KNGT

Lake Charles, Louisiana; United States;
- Broadcast area: Southwest Louisiana Southeast Texas
- Frequency: 99.5 MHz
- Branding: Gator 99.5

Programming
- Format: Country
- Affiliations: Compass Media Networks New Orleans Saints Radio Network

Ownership
- Owner: Townsquare Media; (Townsquare License, LLC);
- Sister stations: KHLA, KJMH, KLCL, KTSR

History
- First air date: November 8, 1965 (as KPLC-FM)
- Former call signs: KPLC-FM (1965–1982) KHEZ (1982–1983) KHEZ-FM (1983–1985) KHLA (1985–2002) KBXG (2002–2005)
- Call sign meaning: "Gator" (branding)

Technical information
- Licensing authority: FCC
- Facility ID: 53643
- Class: C0
- ERP: 100,000 watts
- HAAT: 357 meters (1,171 ft)

Links
- Public license information: Public file; LMS;
- Webcast: Listen Live
- Website: gator995.com

= KNGT =

KNGT (99.5 FM, "Gator 99.5") is an American radio station licensed to Lake Charles, Louisiana, United States, broadcasting a country music format. The station is currently owned by Townsquare Media. The station is home to Mike Soileau and Scotty Schadler in the Morning, Middays with Jess, and Chaston in the Afternoon. KNGT is one of three country stations in Lake Charles.
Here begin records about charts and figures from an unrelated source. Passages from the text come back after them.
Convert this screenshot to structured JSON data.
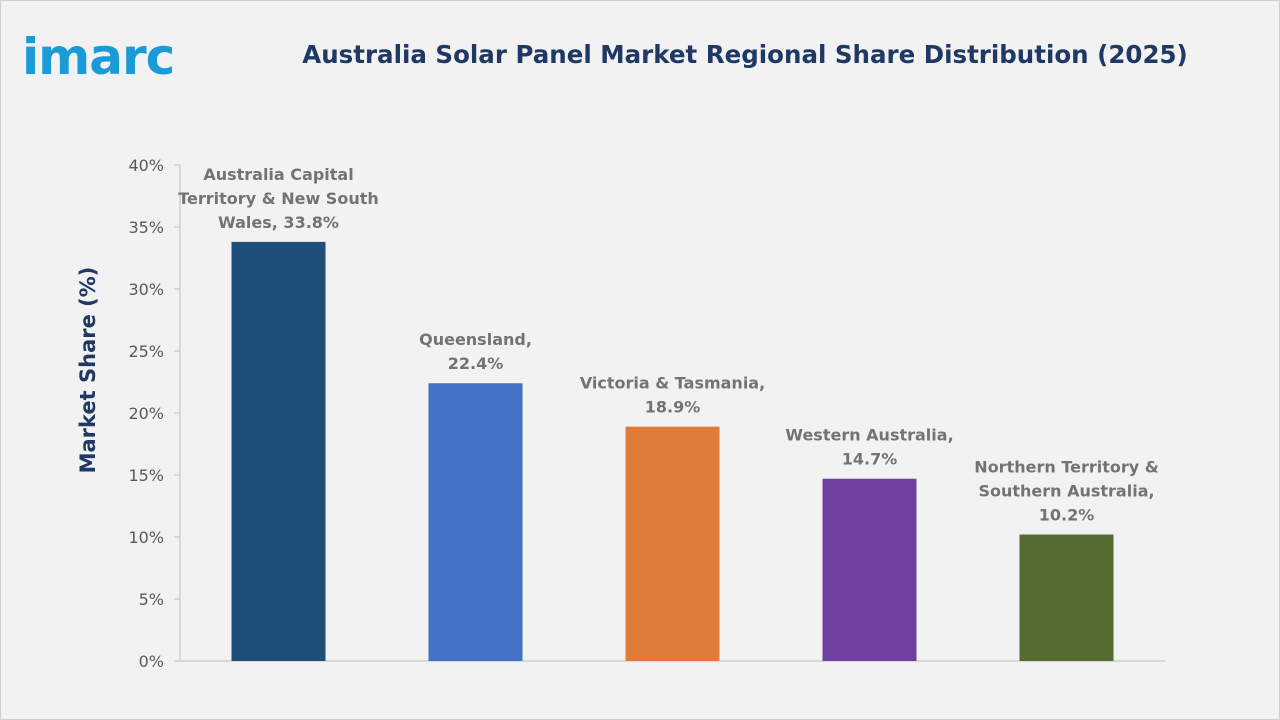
{
  "brand": {
    "logo_text": "imarc",
    "logo_color": "#1a9ad6"
  },
  "chart_data": {
    "type": "bar",
    "title": "Australia Solar Panel Market Regional Share Distribution (2025)",
    "xlabel": "",
    "ylabel": "Market Share (%)",
    "ylim": [
      0,
      40
    ],
    "yticks": [
      "0%",
      "5%",
      "10%",
      "15%",
      "20%",
      "25%",
      "30%",
      "35%",
      "40%"
    ],
    "grid": false,
    "legend": "none",
    "categories": [
      "Australia Capital Territory & New South Wales",
      "Queensland",
      "Victoria & Tasmania",
      "Western Australia",
      "Northern Territory & Southern Australia"
    ],
    "values": [
      33.8,
      22.4,
      18.9,
      14.7,
      10.2
    ],
    "data_labels": [
      [
        "Australia Capital",
        "Territory & New South",
        "Wales, 33.8%"
      ],
      [
        "Queensland,",
        "22.4%"
      ],
      [
        "Victoria & Tasmania,",
        "18.9%"
      ],
      [
        "Western Australia,",
        "14.7%"
      ],
      [
        "Northern Territory &",
        "Southern Australia,",
        "10.2%"
      ]
    ],
    "colors": [
      "#1f4e79",
      "#4472c4",
      "#e07b39",
      "#7040a0",
      "#556b2f"
    ]
  }
}
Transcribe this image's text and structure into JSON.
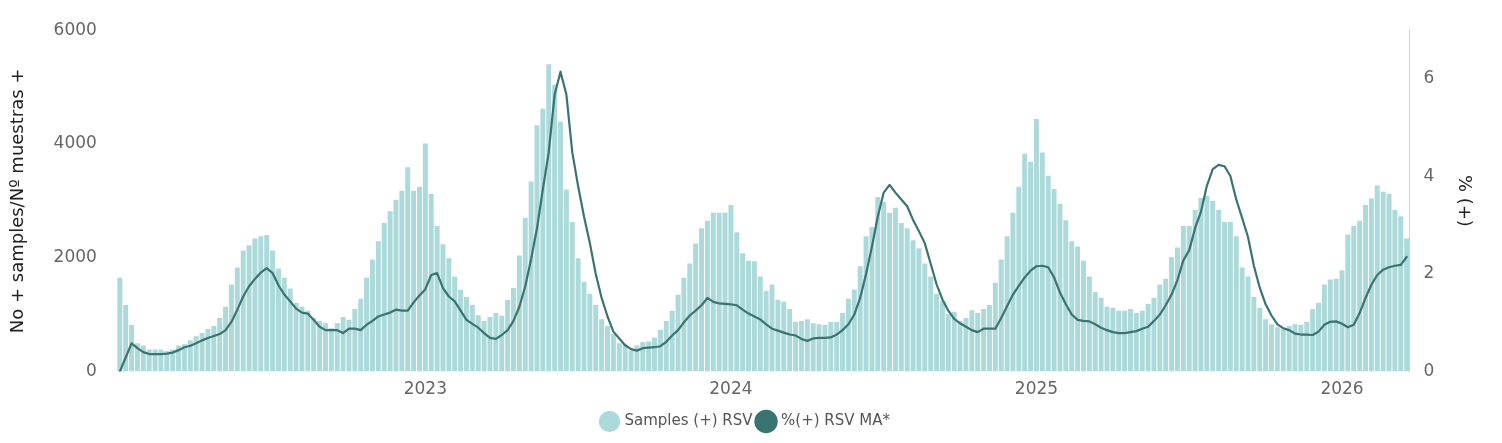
{
  "chart_data": {
    "type": "bar",
    "ylabel": "No + samples/Nº muestras +",
    "y2label": "% (+)",
    "ylim": [
      0,
      6000
    ],
    "yticks": [
      0,
      2000,
      4000,
      6000
    ],
    "y2lim": [
      0,
      7
    ],
    "y2ticks": [
      0,
      2,
      4,
      6
    ],
    "legend": "bottom",
    "marker": "none",
    "categories": [
      null,
      null,
      null,
      null,
      null,
      null,
      null,
      null,
      null,
      null,
      null,
      null,
      null,
      null,
      null,
      null,
      null,
      null,
      null,
      null,
      null,
      null,
      null,
      null,
      null,
      null,
      null,
      null,
      null,
      null,
      null,
      null,
      null,
      null,
      null,
      null,
      null,
      null,
      null,
      null,
      null,
      null,
      null,
      null,
      null,
      null,
      null,
      null,
      null,
      null,
      null,
      null,
      "2023",
      null,
      null,
      null,
      null,
      null,
      null,
      null,
      null,
      null,
      null,
      null,
      null,
      null,
      null,
      null,
      null,
      null,
      null,
      null,
      null,
      null,
      null,
      null,
      null,
      null,
      null,
      null,
      null,
      null,
      null,
      null,
      null,
      null,
      null,
      null,
      null,
      null,
      null,
      null,
      null,
      null,
      null,
      null,
      null,
      null,
      null,
      null,
      null,
      null,
      null,
      null,
      "2024",
      null,
      null,
      null,
      null,
      null,
      null,
      null,
      null,
      null,
      null,
      null,
      null,
      null,
      null,
      null,
      null,
      null,
      null,
      null,
      null,
      null,
      null,
      null,
      null,
      null,
      null,
      null,
      null,
      null,
      null,
      null,
      null,
      null,
      null,
      null,
      null,
      null,
      null,
      null,
      null,
      null,
      null,
      null,
      null,
      null,
      null,
      null,
      null,
      null,
      null,
      null,
      "2025",
      null,
      null,
      null,
      null,
      null,
      null,
      null,
      null,
      null,
      null,
      null,
      null,
      null,
      null,
      null,
      null,
      null,
      null,
      null,
      null,
      null,
      null,
      null,
      null,
      null,
      null,
      null,
      null,
      null,
      null,
      null,
      null,
      null,
      null,
      null,
      null,
      null,
      null,
      null,
      null,
      null,
      null,
      null,
      null,
      null,
      null,
      null,
      null,
      null,
      null,
      null,
      "2026",
      null,
      null,
      null,
      null,
      null,
      null,
      null,
      null,
      null,
      null,
      null
    ],
    "series": [
      {
        "name": "Samples (+) RSV",
        "color": "#acd9d9",
        "values": [
          1650,
          1170,
          820,
          500,
          460,
          390,
          390,
          390,
          360,
          390,
          460,
          480,
          550,
          620,
          680,
          750,
          800,
          940,
          1140,
          1530,
          1830,
          2130,
          2220,
          2340,
          2380,
          2400,
          2130,
          1810,
          1650,
          1460,
          1210,
          1140,
          1070,
          940,
          890,
          850,
          760,
          850,
          960,
          910,
          1100,
          1280,
          1650,
          1970,
          2290,
          2610,
          2820,
          3020,
          3180,
          3590,
          3180,
          3250,
          4010,
          3120,
          2560,
          2240,
          1990,
          1670,
          1440,
          1310,
          1170,
          990,
          890,
          960,
          1030,
          980,
          1260,
          1470,
          2040,
          2700,
          3340,
          4330,
          4620,
          5400,
          5040,
          4390,
          3200,
          2630,
          1990,
          1580,
          1370,
          1170,
          920,
          800,
          660,
          500,
          480,
          370,
          460,
          520,
          530,
          600,
          730,
          890,
          1070,
          1350,
          1650,
          1900,
          2250,
          2520,
          2650,
          2790,
          2790,
          2790,
          2930,
          2450,
          2080,
          1950,
          1940,
          1670,
          1420,
          1530,
          1260,
          1230,
          1100,
          870,
          890,
          920,
          850,
          830,
          820,
          870,
          870,
          1030,
          1280,
          1440,
          1850,
          2380,
          2540,
          3070,
          2980,
          2790,
          2880,
          2610,
          2520,
          2310,
          2170,
          1900,
          1670,
          1370,
          1240,
          1010,
          1050,
          890,
          940,
          1080,
          1030,
          1100,
          1170,
          1560,
          1970,
          2380,
          2790,
          3250,
          3830,
          3690,
          4440,
          3850,
          3440,
          3210,
          2950,
          2660,
          2290,
          2200,
          1950,
          1670,
          1400,
          1300,
          1140,
          1120,
          1070,
          1070,
          1100,
          1030,
          1070,
          1190,
          1300,
          1530,
          1630,
          2010,
          2180,
          2560,
          2560,
          2840,
          3050,
          3090,
          3000,
          2840,
          2630,
          2630,
          2380,
          1830,
          1670,
          1310,
          1120,
          920,
          830,
          780,
          760,
          800,
          830,
          820,
          870,
          1100,
          1210,
          1530,
          1620,
          1630,
          1780,
          2410,
          2560,
          2650,
          2930,
          3040,
          3270,
          3160,
          3120,
          2840,
          2730,
          2340
        ]
      },
      {
        "name": "%(+) RSV MA*",
        "type": "line",
        "axis": "y2",
        "color": "#3a7472",
        "values": [
          0,
          0.29,
          0.58,
          0.48,
          0.4,
          0.36,
          0.36,
          0.36,
          0.37,
          0.39,
          0.44,
          0.5,
          0.53,
          0.58,
          0.64,
          0.69,
          0.73,
          0.77,
          0.85,
          1.02,
          1.27,
          1.54,
          1.75,
          1.9,
          2.03,
          2.12,
          2.02,
          1.77,
          1.58,
          1.44,
          1.29,
          1.21,
          1.19,
          1.06,
          0.92,
          0.85,
          0.85,
          0.85,
          0.79,
          0.88,
          0.88,
          0.85,
          0.96,
          1.04,
          1.13,
          1.17,
          1.21,
          1.27,
          1.25,
          1.25,
          1.42,
          1.56,
          1.69,
          1.98,
          2.02,
          1.71,
          1.54,
          1.44,
          1.25,
          1.06,
          0.98,
          0.9,
          0.79,
          0.69,
          0.67,
          0.75,
          0.85,
          1.04,
          1.33,
          1.75,
          2.31,
          2.94,
          3.74,
          4.5,
          5.68,
          6.15,
          5.68,
          4.5,
          3.8,
          3.18,
          2.63,
          2.0,
          1.51,
          1.13,
          0.82,
          0.68,
          0.54,
          0.46,
          0.43,
          0.48,
          0.49,
          0.5,
          0.52,
          0.61,
          0.74,
          0.85,
          1.01,
          1.15,
          1.25,
          1.36,
          1.51,
          1.43,
          1.4,
          1.39,
          1.38,
          1.36,
          1.27,
          1.19,
          1.13,
          1.07,
          0.97,
          0.88,
          0.84,
          0.8,
          0.76,
          0.74,
          0.67,
          0.63,
          0.68,
          0.69,
          0.69,
          0.7,
          0.76,
          0.85,
          0.97,
          1.17,
          1.51,
          2.0,
          2.56,
          3.18,
          3.67,
          3.83,
          3.67,
          3.53,
          3.39,
          3.11,
          2.88,
          2.63,
          2.21,
          1.79,
          1.48,
          1.25,
          1.08,
          0.99,
          0.92,
          0.85,
          0.81,
          0.88,
          0.88,
          0.88,
          1.1,
          1.34,
          1.58,
          1.76,
          1.93,
          2.07,
          2.16,
          2.17,
          2.14,
          1.93,
          1.62,
          1.38,
          1.17,
          1.06,
          1.04,
          1.03,
          0.97,
          0.9,
          0.85,
          0.81,
          0.79,
          0.79,
          0.81,
          0.83,
          0.88,
          0.92,
          1.04,
          1.17,
          1.36,
          1.58,
          1.88,
          2.28,
          2.49,
          2.94,
          3.28,
          3.81,
          4.15,
          4.24,
          4.21,
          4.01,
          3.53,
          3.15,
          2.76,
          2.17,
          1.72,
          1.38,
          1.15,
          0.97,
          0.89,
          0.85,
          0.78,
          0.76,
          0.76,
          0.75,
          0.82,
          0.96,
          1.02,
          1.03,
          0.98,
          0.91,
          0.96,
          1.2,
          1.51,
          1.78,
          1.98,
          2.09,
          2.14,
          2.17,
          2.19,
          2.35
        ]
      }
    ]
  }
}
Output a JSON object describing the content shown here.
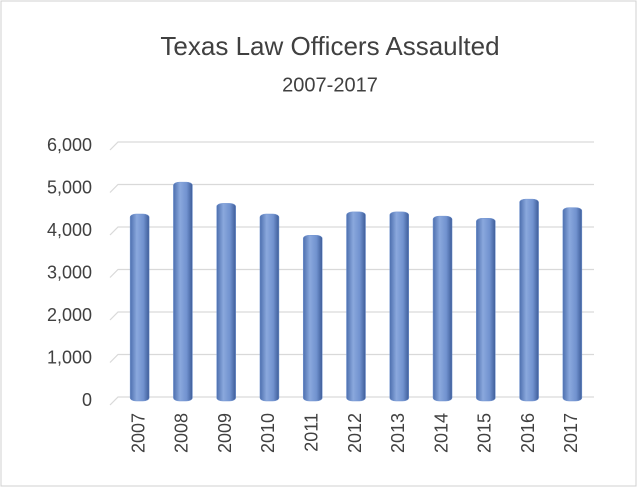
{
  "chart_data": {
    "type": "bar",
    "title": "Texas Law Officers Assaulted",
    "subtitle": "2007-2017",
    "categories": [
      "2007",
      "2008",
      "2009",
      "2010",
      "2011",
      "2012",
      "2013",
      "2014",
      "2015",
      "2016",
      "2017"
    ],
    "values": [
      4400,
      5150,
      4650,
      4400,
      3900,
      4450,
      4450,
      4350,
      4300,
      4750,
      4550
    ],
    "color": "#7496d2",
    "ylim": [
      0,
      6000
    ],
    "yticks": [
      0,
      {
        "value": 1000,
        "label": "1,000"
      },
      {
        "value": 2000,
        "label": "2,000"
      },
      {
        "value": 3000,
        "label": "3,000"
      },
      {
        "value": 4000,
        "label": "4,000"
      },
      {
        "value": 5000,
        "label": "5,000"
      },
      {
        "value": 6000,
        "label": "6,000"
      }
    ],
    "grid": true
  }
}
The station broadcasts from the KVHP TV tower 5 miles northwest of Edgerly, and its studios are located northwest of downtown Lake Charles.

The station adopted the country format in 2002 as K-BIG 99 with call letters KBXG. In 2005 the station switched to gator 99.5 with call letters KNGT. From 1985 to 2002 the station had an adult contemporary format as LA 99 with call letters KHLA.